Defasagem no salário dos professores é maior do que 54%

Entenda como a inflação e as más gestões “engoliram” o salário dos professores de Santa Maria

Mais do que números em uma planilha, a evolução salarial dos professores municipais de Santa Maria nas últimas décadas é a crônica de um empobrecimento severo e contínuo. Um detalhado estudo econômico encomendado pelo Sindicato dos Professores Municipais (SINPROSM) ao economista Ricardo Rondinel joga luz sobre o tamanho do prejuízo: a categoria amarga uma perda real de poder de compra que exige um reajuste imediato de mais de 30% apenas para que os salários voltem a ter o mesmo valor de mercado que tinham no passado.

O levantamento resgata o histórico dos vencimentos desde abril de 1989, data de aprovação do Plano de Carreira da categoria, e projeta os dados até maio de 2026. O diagnóstico é implacável: a inflação oficial (medida pelo INPC-IBGE) engoliu 23,42% do salário dos educadores. Na prática, isso significa que o salário atual compra muito menos alimentos, paga menos contas e oferece uma qualidade de vida significativamente inferior à de anos anteriores.

O que é “perda do poder de compra”?
Na economia, o maior inimigo do trabalhador é a inflação. Ela funciona como um “imposto invisível”. Imagine a seguinte situação prática:

O Exemplo do Supermercado:

Se com o salário de alguns anos atrás um professor conseguia encher quatro carrinhos de compras no supermercado, hoje, com o mesmo salário, ele só consegue encher três carrinhos. O dinheiro é o mesmo, mas as coisas ficaram tão caras que o salário perdeu o valor.
Para que os professores pudessem voltar a comprar exatamente as mesmas coisas que compravam antigamente, a prefeitura precisaria dar um reajuste imediato de 30,59%.

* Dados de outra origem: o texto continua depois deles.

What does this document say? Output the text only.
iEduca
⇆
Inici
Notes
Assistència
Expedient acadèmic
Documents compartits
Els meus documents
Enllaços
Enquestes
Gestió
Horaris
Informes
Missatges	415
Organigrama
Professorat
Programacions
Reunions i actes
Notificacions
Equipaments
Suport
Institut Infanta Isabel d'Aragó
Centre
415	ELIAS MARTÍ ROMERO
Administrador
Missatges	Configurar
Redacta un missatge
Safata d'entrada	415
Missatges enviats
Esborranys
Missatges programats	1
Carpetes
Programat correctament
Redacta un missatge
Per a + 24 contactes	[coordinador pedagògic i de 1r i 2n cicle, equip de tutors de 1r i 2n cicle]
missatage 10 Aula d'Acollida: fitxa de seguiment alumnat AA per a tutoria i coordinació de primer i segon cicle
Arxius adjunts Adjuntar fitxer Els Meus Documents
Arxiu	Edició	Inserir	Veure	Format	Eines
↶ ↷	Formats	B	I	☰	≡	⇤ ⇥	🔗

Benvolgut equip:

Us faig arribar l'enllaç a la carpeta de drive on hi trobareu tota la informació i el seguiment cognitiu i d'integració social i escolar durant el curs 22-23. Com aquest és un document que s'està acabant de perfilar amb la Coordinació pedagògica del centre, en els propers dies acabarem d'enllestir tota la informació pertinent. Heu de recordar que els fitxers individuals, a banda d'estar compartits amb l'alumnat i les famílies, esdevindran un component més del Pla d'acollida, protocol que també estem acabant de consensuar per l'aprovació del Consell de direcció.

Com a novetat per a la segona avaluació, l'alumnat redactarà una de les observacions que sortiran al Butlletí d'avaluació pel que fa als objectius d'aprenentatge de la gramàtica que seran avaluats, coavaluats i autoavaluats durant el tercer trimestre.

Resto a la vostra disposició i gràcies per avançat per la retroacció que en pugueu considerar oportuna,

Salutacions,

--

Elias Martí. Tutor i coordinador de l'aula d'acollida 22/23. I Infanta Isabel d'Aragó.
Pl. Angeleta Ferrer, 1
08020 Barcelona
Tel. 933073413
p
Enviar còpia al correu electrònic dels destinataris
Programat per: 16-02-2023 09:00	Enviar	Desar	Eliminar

Aumento da inflação e congelamento local

O documento aponta que o quadro de desvalorização se agravou drasticamente nos últimos dois anos. Enquanto o custo de vida seguiu subindo, a Prefeitura de Santa Maria não concedeu nenhuma reposição inflacionária ou aumento real aos professores em 2025 e 2026.

Essa paralisia local contrasta com o cenário nacional. O Piso Salarial Profissional Nacional (PSPN) teve reajustes de 6,27% em 2025 e 5,4% em 2026. Como Brasília atualizou o piso e Santa Maria congelou os salários, a distância entre o que o professor santa-mariense ganha e o que ele deveria ganhar por lei federal transformou-se em um abismo: a defasagem salarial em relação ao piso nacional atingiu a alarmante marca de 54,29% em 2026.

Pense no Piso Nacional como uma escada rolante que vai subindo para acompanhar o custo de vida. O Piso Nacional subiu dois degraus (6,27% em 2025 e 5,4% em 2026).

O impacto das gestões e o desafio para o futuro

De acordo com os cálculos do economista, essa perda de poder de compra foi construída em camadas. A gestão do ex-prefeito Jorge Pozzobom deixou uma herança pesada, sendo responsável por cerca de 30% dessa defasagem acumulada. Já a atual administração, liderada por Rodrigo Décimo, permitiu que o salário encolhesse ainda mais, acumulando outros 12% de perda ao não acompanhar as atualizações nacionais do piso.

Para o SINPROSM, os dados do estudo servem como um alerta urgente e uma ferramenta de pressão. Diante de uma perda tão expressiva de poder de compra, o economista sugere dois caminhos: exigir da prefeitura uma recomposição imediata — seja cobrando os 12,01% sonegados nos últimos dois anos ou estruturando um plano de longo prazo para reaver os 30% corroídos no passado — para que a profissão de educador em Santa Maria volte a ser financeiramente sustentável.